In diesem Unternehmen gab es ein rotes Buch der Erinnerung. Damit dein Name in diesem Buch verewigt wurde, musstest du sehr gut arbeiten. Ich habe aufrichtige Arbeit geleistet, mein Kollektiv und meine Arbeit als Fahrer geliebt. Auch mein Name findet sich in diesem Buch... Bei der Bolscheulujsker "Landwirtschaftstechnik" war ich von 1961 bis 1989 tätig, obwohl mein Berufsleben als Fahrer erst seit meinem Eintritt in den Armeedienst zählt.

IN DER SCHLACHT UMS LEBEN (vom Autor)

1989 wurde Karl Karlowitsch von einem Unfall heimgesucht. Neun, einem Unheil. Mit einem Wirbelsäulenbruch lag er über ein Jahr in einem Gipsverband und musste danach ein Spezialkorsett für Behinderte tragen. Der Neuchirurg aus der Krasnokarsker Regional-Klinik, der ihn operierte, sagte:

- Sie sind "im Hemd" geboren. Ihr Leben hing an einem dünnen Faden, im wahrsten Sinne des Wortes.

Wenn die hauchdünne Nervenverbindung beim Sturz zerstört worden wäre, dann wäre auch Ihr Lebensfaden damals zerrissen.
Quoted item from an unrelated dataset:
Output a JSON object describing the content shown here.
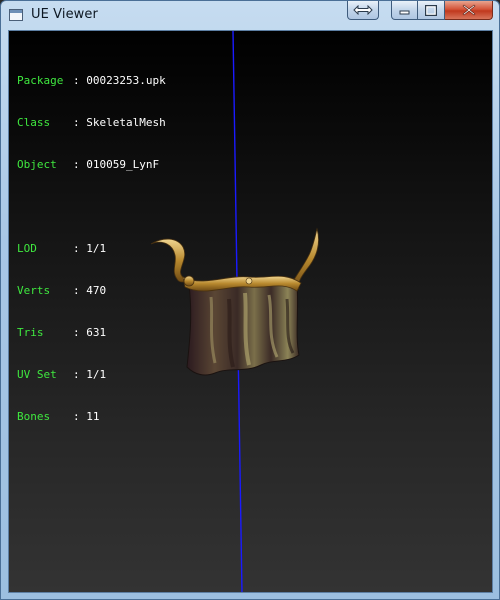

Karl Karlowitsch hielt durch. Er erduldete die endlos langen Monate, anfangs bewegungsunfähig, im Gips gefesselt, später zusammengeschnürt vom Korsett. Das war schon eine ungeheure Herausforderung des Schicksals...

Seitdem konnte er seiner geliebten Tätigkeit nicht mehr nachgehen, der er sein ganzes bisheriges Leben gewidmet hatte. Er hätte noch arbeiten können. Und nicht nur die zehn Jahre bis zur Rente, sondern so lange, wie er es gewollt hätte.

Im Kampf ums Leben ging Karl Karlowitsch als Sieger hervor. Heute ist er fast siebzig Jahre alt, aber äußerlich sieht er wie ein echter Lebenskämpfer aus, frisch und reinlich, am Gespräch interessiert. Nach all diesen Erfahrungen ist das schon – ein großes Glück.